The problem with the Dockers right now? Their trajectory. You know what is wrong with their trajectory? They don’t have one.
They have allowed themselves to become a stagnant football club over two and a half seasons despite having one of the league’s most exciting lists.
Justin Longmuir is the one with his job on the line here but this is on everyone at Fremantle from president Chris Sutherland and his board down to CEO Simon Garlick the footy department heads and the coaches and players.
The messaging started from the top. Longmuir has twice been offered half hearted and half arsed contract extensions or employment circumstance changes to quieten noise on his future instead of reminding the footy department and the players what would actually quieten the noise – performance.
And on performance the club has waited for success to come to it instead of chasing it and demanding it.
Justin Longmuir’s team has plateaued as a group because players have plateaued individually. This is not a hungry culture. This is a soft culture – never softer than how they played on Friday.
The AFL is a ruthless business – improvement must be relentlessly pursued and demanded. Longmuir has chosen to try and negotiate to get it. As we said on this show a couple of weeks back. Either coaches burn players or players burn coaches. Justin Longmuir is being burned at the stake by a player group that looks satisfied and complacent despite having achieved precisely nothing.
And that is on him. Ruby Schleicher on Fox’s footy coverage said Longmuir at three quarter time was pleading with players to find something to show something. Pleading. This was not a time for pleading. This was a time to read the riot act. This was a time to remind poor performers that actions or inactions have consequences.

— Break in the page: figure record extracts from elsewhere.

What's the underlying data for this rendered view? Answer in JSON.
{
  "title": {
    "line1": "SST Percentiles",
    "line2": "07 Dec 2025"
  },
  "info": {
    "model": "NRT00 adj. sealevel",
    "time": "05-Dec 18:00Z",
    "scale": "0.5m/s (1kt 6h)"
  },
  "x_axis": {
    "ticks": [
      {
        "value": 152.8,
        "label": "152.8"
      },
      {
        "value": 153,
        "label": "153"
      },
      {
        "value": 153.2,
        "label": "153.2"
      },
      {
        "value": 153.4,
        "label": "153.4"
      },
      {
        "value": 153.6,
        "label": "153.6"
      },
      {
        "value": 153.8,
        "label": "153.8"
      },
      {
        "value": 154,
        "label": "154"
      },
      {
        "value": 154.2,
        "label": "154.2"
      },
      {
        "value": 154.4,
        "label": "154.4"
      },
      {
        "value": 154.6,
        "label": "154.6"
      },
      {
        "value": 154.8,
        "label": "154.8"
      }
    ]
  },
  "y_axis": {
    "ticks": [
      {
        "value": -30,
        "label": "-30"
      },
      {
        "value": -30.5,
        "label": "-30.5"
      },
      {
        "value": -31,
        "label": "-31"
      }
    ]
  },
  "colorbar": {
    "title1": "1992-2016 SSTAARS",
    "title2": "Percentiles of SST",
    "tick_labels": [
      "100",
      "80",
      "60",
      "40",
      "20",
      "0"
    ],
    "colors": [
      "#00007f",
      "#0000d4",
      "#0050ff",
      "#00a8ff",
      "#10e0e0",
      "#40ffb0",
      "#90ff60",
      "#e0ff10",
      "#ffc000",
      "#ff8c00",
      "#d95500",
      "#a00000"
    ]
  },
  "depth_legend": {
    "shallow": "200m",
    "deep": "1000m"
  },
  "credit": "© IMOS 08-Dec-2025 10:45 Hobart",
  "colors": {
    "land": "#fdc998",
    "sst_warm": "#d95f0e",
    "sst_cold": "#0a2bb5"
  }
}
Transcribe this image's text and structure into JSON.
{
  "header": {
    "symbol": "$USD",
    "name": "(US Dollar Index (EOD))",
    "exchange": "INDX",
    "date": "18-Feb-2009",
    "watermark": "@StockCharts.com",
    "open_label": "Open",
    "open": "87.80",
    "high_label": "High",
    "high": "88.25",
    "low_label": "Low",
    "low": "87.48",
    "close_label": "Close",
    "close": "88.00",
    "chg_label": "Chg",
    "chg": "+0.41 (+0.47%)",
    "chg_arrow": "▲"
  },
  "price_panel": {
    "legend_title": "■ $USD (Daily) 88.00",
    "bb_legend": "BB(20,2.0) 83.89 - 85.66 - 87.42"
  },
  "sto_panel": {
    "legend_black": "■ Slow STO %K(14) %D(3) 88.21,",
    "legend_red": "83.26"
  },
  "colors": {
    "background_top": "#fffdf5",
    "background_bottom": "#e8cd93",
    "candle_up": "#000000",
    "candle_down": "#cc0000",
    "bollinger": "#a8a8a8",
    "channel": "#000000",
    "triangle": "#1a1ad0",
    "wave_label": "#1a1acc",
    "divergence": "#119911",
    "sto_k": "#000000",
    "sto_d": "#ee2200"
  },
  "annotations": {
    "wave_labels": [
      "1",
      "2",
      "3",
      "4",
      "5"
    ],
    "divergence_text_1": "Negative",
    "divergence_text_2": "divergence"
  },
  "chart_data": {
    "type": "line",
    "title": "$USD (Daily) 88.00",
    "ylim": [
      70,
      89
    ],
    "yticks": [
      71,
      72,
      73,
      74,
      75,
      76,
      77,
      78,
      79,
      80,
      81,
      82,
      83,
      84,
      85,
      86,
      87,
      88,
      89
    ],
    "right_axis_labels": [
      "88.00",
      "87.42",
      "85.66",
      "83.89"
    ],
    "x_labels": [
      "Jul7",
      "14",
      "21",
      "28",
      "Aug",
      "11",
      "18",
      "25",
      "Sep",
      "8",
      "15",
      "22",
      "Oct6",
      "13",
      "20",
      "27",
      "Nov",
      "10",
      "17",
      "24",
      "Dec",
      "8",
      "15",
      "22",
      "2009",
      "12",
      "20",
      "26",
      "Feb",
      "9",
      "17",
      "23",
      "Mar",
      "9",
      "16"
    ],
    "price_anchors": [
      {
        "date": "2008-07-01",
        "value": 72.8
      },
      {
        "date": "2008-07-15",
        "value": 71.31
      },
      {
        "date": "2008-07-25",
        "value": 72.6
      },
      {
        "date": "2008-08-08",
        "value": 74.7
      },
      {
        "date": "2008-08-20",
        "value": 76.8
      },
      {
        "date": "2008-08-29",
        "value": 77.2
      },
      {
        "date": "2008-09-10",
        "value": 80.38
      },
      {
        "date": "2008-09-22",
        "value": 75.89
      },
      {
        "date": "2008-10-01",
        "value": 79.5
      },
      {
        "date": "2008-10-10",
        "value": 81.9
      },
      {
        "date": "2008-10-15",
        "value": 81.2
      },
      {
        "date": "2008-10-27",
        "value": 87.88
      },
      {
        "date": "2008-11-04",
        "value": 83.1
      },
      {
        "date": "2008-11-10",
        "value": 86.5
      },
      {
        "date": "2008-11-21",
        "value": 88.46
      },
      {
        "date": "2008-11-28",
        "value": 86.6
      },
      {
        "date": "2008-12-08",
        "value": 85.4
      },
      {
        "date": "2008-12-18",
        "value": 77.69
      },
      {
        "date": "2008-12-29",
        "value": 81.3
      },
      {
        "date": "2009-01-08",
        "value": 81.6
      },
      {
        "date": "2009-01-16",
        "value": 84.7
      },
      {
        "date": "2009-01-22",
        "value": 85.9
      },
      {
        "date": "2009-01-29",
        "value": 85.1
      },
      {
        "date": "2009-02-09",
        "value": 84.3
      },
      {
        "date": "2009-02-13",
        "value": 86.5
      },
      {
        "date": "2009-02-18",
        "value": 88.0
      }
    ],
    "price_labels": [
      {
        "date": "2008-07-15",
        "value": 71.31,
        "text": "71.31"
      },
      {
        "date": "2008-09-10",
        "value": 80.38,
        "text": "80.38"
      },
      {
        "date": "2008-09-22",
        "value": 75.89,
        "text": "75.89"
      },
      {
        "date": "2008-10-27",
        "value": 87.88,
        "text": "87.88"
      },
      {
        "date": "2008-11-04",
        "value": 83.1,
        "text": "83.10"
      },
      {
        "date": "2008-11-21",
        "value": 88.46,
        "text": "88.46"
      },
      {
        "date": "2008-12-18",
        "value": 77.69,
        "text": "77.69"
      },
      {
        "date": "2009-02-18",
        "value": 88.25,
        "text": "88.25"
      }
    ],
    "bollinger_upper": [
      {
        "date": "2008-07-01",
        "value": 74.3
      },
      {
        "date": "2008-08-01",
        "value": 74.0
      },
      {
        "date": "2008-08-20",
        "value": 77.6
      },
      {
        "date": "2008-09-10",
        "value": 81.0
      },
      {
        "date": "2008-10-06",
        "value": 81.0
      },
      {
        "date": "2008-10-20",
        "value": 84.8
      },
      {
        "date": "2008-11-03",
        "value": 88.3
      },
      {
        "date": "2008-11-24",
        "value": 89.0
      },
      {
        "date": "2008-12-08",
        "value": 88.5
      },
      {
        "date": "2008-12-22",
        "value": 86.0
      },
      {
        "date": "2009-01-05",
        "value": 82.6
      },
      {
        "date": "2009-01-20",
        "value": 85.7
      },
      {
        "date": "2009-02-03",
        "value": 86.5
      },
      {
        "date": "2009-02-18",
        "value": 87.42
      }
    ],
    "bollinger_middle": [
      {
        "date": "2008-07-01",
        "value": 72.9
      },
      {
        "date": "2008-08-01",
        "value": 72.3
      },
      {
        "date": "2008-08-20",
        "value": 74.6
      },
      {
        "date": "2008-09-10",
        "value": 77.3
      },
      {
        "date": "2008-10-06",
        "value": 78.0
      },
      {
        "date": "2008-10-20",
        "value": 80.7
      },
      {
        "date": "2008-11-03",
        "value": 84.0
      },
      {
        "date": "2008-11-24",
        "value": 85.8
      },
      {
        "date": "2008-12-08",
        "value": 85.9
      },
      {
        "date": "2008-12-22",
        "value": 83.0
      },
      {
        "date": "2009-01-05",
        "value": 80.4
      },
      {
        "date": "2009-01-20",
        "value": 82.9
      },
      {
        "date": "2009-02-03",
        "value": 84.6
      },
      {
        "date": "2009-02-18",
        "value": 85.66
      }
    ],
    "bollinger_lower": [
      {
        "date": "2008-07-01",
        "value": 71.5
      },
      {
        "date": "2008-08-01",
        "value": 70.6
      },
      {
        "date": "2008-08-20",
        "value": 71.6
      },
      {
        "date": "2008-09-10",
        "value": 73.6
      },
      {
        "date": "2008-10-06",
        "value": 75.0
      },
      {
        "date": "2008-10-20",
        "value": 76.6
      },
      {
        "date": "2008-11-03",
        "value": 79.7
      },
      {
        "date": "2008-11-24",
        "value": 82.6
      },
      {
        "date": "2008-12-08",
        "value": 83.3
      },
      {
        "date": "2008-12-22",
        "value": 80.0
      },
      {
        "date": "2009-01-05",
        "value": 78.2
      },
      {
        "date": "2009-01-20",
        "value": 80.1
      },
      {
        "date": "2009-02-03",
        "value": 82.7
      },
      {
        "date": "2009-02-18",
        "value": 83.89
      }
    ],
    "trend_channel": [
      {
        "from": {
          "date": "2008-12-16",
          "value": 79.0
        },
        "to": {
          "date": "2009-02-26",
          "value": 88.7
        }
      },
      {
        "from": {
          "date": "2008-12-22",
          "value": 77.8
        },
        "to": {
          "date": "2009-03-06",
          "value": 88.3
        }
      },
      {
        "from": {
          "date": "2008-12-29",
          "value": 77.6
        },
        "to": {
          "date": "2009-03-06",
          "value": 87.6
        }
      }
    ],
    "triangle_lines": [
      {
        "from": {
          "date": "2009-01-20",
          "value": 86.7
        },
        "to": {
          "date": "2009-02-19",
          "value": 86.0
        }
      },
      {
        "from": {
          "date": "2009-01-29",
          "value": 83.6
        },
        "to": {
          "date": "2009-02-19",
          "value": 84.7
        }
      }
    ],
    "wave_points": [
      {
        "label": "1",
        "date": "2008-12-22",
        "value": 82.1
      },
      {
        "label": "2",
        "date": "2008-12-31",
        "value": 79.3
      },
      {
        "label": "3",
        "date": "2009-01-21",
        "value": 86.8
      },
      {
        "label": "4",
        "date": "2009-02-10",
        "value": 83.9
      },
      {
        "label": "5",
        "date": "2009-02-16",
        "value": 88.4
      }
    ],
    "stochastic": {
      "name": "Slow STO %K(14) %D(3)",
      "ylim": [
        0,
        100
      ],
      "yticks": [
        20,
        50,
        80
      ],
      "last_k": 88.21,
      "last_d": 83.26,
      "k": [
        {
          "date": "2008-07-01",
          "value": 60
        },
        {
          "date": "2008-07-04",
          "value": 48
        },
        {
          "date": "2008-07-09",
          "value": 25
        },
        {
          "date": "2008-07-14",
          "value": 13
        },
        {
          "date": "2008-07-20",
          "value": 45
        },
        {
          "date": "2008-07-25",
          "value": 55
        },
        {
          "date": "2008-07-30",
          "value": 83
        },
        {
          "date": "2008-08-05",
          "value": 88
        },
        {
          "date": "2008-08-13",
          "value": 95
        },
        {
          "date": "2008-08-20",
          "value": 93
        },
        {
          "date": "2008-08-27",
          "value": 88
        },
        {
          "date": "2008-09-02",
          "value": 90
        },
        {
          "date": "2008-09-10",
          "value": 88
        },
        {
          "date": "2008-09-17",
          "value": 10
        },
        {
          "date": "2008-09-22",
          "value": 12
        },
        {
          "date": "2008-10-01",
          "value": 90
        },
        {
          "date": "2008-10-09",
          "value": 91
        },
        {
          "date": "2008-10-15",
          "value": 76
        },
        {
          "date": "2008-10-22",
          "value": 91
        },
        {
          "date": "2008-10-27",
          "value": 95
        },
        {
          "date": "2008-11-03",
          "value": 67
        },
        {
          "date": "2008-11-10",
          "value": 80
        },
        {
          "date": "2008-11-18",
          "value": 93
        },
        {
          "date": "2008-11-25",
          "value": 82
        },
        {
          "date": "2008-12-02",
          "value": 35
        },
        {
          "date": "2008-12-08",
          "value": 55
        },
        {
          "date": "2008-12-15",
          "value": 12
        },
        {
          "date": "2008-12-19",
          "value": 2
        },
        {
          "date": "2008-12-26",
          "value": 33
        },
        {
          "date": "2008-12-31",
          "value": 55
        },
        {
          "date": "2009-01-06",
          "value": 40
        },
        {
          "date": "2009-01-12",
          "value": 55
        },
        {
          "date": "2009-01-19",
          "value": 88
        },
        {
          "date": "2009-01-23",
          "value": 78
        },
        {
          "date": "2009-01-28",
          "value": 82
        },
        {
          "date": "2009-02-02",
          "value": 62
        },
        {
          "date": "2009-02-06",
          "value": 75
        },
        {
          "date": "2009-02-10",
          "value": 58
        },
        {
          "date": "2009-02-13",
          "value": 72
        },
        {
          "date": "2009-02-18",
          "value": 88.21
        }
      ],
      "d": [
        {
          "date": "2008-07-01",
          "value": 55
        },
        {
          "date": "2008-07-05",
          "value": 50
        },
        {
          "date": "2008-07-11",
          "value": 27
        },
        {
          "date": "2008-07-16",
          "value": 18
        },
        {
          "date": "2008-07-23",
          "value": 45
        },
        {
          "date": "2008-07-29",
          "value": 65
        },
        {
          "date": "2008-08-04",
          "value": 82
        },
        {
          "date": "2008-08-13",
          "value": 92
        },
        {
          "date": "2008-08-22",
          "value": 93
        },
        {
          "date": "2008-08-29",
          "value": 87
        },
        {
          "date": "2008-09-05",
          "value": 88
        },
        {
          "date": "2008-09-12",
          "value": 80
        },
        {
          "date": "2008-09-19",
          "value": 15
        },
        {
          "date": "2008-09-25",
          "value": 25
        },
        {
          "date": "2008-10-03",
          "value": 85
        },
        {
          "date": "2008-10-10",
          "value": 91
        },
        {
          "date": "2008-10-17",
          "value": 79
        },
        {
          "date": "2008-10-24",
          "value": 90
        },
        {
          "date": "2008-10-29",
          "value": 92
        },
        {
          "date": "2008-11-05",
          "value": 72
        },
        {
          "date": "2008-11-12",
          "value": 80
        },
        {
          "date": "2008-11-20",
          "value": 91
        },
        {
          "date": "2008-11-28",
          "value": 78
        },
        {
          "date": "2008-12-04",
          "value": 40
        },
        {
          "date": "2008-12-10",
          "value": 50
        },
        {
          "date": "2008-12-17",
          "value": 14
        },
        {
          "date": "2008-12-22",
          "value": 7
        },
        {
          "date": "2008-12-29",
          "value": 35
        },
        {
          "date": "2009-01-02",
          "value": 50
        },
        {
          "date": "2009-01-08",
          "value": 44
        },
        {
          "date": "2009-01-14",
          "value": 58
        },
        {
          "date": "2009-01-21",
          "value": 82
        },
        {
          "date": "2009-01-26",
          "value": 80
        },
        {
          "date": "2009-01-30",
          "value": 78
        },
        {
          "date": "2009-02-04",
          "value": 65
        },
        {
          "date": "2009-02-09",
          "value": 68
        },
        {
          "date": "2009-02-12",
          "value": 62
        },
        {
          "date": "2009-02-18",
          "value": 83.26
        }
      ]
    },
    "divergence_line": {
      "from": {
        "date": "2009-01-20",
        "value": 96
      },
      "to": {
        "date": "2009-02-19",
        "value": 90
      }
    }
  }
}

The list of players who have stagnated or regressed since the 2022 finals is long. The list of performers who have advanced or maintained high standards is short.
Andrew Brayshaw and Caleb Serong front up every week and were understandably prime targets for Ross Lyon to shut down. Josh Treacy has come on in leaps and bounds and was equally understandably the match up for All-Australian defender Callum Wilkie.
Forget the club’s rhetoric about Longmuir’s future. He will not coach the Dockers in 2026 unless they play finals in 2025. It is time the club said that. It speaks to actions and inactions having consequences. It might send a message to players who have been failing to perform without suffering consequences.